Баранов и верил во взятку, и не верил. Но даже если и не взятка, кто поверит, что не взятка. Родовое имение того, кого ревизуешь. Да и не позволят! Опека над «умственно несостоятельным» князем. Ужас! Свидетели рядом.
— Бросьте, генерал... Загорщину, конечно, жаль. Так давайте я под расписку отдам вам за нее деньги. А? И неловко не будет. На империалах печати нет, откуда они.
«Опутал, опутал, окаянный... Одной петлей теперь связаны. Он на дно и я на дно, за ним. Деньги, конечно, не скажут, откуда они. А расписки он не покажет. Боже, только бы голову из петли, да дай Бог ноги».
И, внутренне примиряясь со всем, махнул рукой.
А Загорский, отсчитав деньги на треть усадьбы: «Хватит и этого, да и фавн добавит», — радушно объявил:
— Так я статую к вам отправлю со своими.
Баранов надрался в усадьбе до синих чертей. Его усадили в карету и «еле можеху» отправили в Суходол. Оттуда он направил в Петербург депешу, что «монастырь сгорел от неизвестной причины и, предположительно, едва ли не от руки злодея-корсиканца. Дальнейшее же дело за давностию и неотысканием следов, князя Загорского обеля, следует предать забвению».
Загорский победил. Но это не принесло радости. Противно! Низкий свет!
И он пустился в разгул так, что самому страшно становилось. Загорщину записал на сына. Миллион еще до войны был переведен за границу и положен равными долями, под три сложных процента годовых, наполовину в швейцарский и наполовину в английский банк.
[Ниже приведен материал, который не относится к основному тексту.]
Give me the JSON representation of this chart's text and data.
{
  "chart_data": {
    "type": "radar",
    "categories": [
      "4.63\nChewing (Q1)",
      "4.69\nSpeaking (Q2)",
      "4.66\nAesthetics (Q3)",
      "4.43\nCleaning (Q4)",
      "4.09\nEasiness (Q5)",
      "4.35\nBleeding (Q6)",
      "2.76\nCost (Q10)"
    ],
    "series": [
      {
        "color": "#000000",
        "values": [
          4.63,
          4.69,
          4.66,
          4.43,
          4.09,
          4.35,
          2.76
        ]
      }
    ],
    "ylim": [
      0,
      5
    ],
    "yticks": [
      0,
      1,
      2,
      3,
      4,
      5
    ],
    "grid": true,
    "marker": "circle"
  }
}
Английская половина едва не ухнула из-за континентальной блокады.
Ничего, сейчас пусть, окрепшие, платят. На протяжении ста лет, по условию, наследники могут пользоваться лишь процентами. Обеспечены на всякий случай. Лишь первый год дал прибыли пятнадцать тысяч. Да каждый год приблизительно по столько же. (По ненависти к математике, Вежа сложным процентам не доверял и считал их мошенничеством, не очень понимая, отчего с пятисот тысяч за год нарастает этих тысяч семь с половиною и почему на следующий год проценты подсчитываются уже с пятисот семи тысяч с половиною. Голову сломать надо, считая! Тьфу!)
Наследникам нечего укорять его за разгул. Забыть! Забыть! Забыть жену! Забыть то, что с людьми так легко сделать подлое. Значительно легче, нежели честное! Забыть! Головою в омут! Головою в ад! Теперь все равно. Он никого не обедняет. Он пропивает южные земли. Пейте, люди! Пейте! Гуляйте все!
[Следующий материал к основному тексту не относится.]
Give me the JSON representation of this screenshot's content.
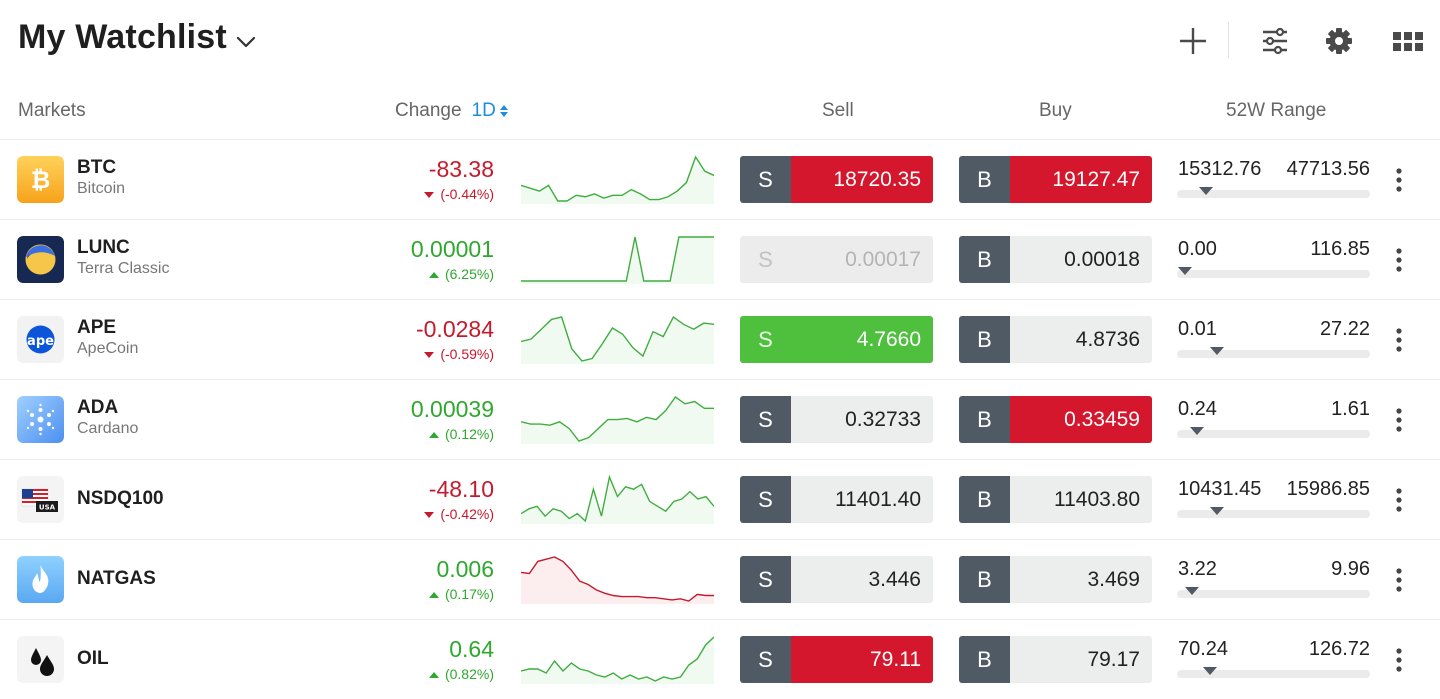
{
  "header": {
    "title": "My Watchlist",
    "icons": [
      "add-icon",
      "filter-sliders-icon",
      "gear-icon",
      "grid-view-icon"
    ]
  },
  "columns": {
    "markets": "Markets",
    "change": "Change",
    "period": "1D",
    "sell": "Sell",
    "buy": "Buy",
    "range": "52W Range"
  },
  "colors": {
    "red": "#d5172d",
    "green": "#4fbf3e",
    "dark": "#4f5a65",
    "accent": "#1a8fe0"
  },
  "rows": [
    {
      "symbol": "BTC",
      "name": "Bitcoin",
      "change": "-83.38",
      "pct": "(-0.44%)",
      "dir": "down",
      "sell_tag": "S",
      "sell": "18720.35",
      "sell_state": "red",
      "buy_tag": "B",
      "buy": "19127.47",
      "buy_state": "red",
      "low": "15312.76",
      "high": "47713.56",
      "range_pos": 0.12,
      "spark": [
        20,
        18,
        16,
        20,
        9,
        9,
        13,
        12,
        14,
        11,
        13,
        13,
        17,
        14,
        10,
        10,
        12,
        16,
        22,
        40,
        30,
        27
      ]
    },
    {
      "symbol": "LUNC",
      "name": "Terra Classic",
      "change": "0.00001",
      "pct": "(6.25%)",
      "dir": "up",
      "sell_tag": "S",
      "sell": "0.00017",
      "sell_state": "dim",
      "buy_tag": "B",
      "buy": "0.00018",
      "buy_state": "normal",
      "low": "0.00",
      "high": "116.85",
      "range_pos": 0.0,
      "spark": [
        2,
        2,
        2,
        2,
        2,
        2,
        2,
        2,
        2,
        2,
        2,
        2,
        2,
        44,
        2,
        2,
        2,
        2,
        44,
        44,
        44,
        44,
        44
      ]
    },
    {
      "symbol": "APE",
      "name": "ApeCoin",
      "change": "-0.0284",
      "pct": "(-0.59%)",
      "dir": "down",
      "sell_tag": "S",
      "sell": "4.7660",
      "sell_state": "green",
      "buy_tag": "B",
      "buy": "4.8736",
      "buy_state": "normal",
      "low": "0.01",
      "high": "27.22",
      "range_pos": 0.18,
      "spark": [
        20,
        22,
        30,
        38,
        40,
        14,
        4,
        6,
        18,
        31,
        26,
        15,
        8,
        28,
        24,
        40,
        34,
        30,
        35,
        34
      ]
    },
    {
      "symbol": "ADA",
      "name": "Cardano",
      "change": "0.00039",
      "pct": "(0.12%)",
      "dir": "up",
      "sell_tag": "S",
      "sell": "0.32733",
      "sell_state": "normal",
      "buy_tag": "B",
      "buy": "0.33459",
      "buy_state": "red",
      "low": "0.24",
      "high": "1.61",
      "range_pos": 0.07,
      "spark": [
        20,
        18,
        18,
        17,
        20,
        14,
        3,
        6,
        14,
        22,
        22,
        23,
        20,
        24,
        22,
        30,
        42,
        36,
        38,
        32,
        32
      ]
    },
    {
      "symbol": "NSDQ100",
      "name": "",
      "change": "-48.10",
      "pct": "(-0.42%)",
      "dir": "down",
      "sell_tag": "S",
      "sell": "11401.40",
      "sell_state": "normal",
      "buy_tag": "B",
      "buy": "11403.80",
      "buy_state": "normal",
      "low": "10431.45",
      "high": "15986.85",
      "range_pos": 0.18,
      "spark": [
        8,
        12,
        14,
        6,
        12,
        10,
        4,
        8,
        2,
        28,
        6,
        38,
        22,
        30,
        28,
        32,
        18,
        14,
        10,
        18,
        20,
        26,
        20,
        22,
        14
      ]
    },
    {
      "symbol": "NATGAS",
      "name": "",
      "change": "0.006",
      "pct": "(0.17%)",
      "dir": "up",
      "sell_tag": "S",
      "sell": "3.446",
      "sell_state": "normal",
      "buy_tag": "B",
      "buy": "3.469",
      "buy_state": "normal",
      "low": "3.22",
      "high": "9.96",
      "range_pos": 0.04,
      "spark": [
        26,
        25,
        36,
        38,
        40,
        36,
        28,
        18,
        15,
        10,
        7,
        5,
        4,
        4,
        4,
        3,
        3,
        2,
        1,
        2,
        0,
        6,
        5,
        5
      ]
    },
    {
      "symbol": "OIL",
      "name": "",
      "change": "0.64",
      "pct": "(0.82%)",
      "dir": "up",
      "sell_tag": "S",
      "sell": "79.11",
      "sell_state": "red",
      "buy_tag": "B",
      "buy": "79.17",
      "buy_state": "normal",
      "low": "70.24",
      "high": "126.72",
      "range_pos": 0.14,
      "spark": [
        12,
        14,
        14,
        10,
        22,
        12,
        20,
        14,
        12,
        8,
        6,
        10,
        4,
        8,
        4,
        6,
        2,
        6,
        4,
        6,
        18,
        24,
        38,
        46
      ]
    }
  ]
}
Скакали кони, захлебываясь бубенчиками, стреляли пушки, лилось вино, покупались статуи и картины. Каждый месяц кто-то упивался до святых даров.
...Понемногу это осточертело ему. С немногочисленными друзьями он замкнулся в усадьбе, создав что-то вроде братства, философом которого был Эпикур, а религией — Вольтер.
Музыка. Спектакли крепостной оперы. Все, что может дать искусство и утонченность, природа и любовь.
И пустота.
Постепенно уходили верные друзья. И лишь он со своим железным здоровьем жил, все глубже погрязая в меланхолии и мизантропии. Умерла дочь — и ко всему этому (с возрастом он стал мягче) добавились тоска, угрызения совести.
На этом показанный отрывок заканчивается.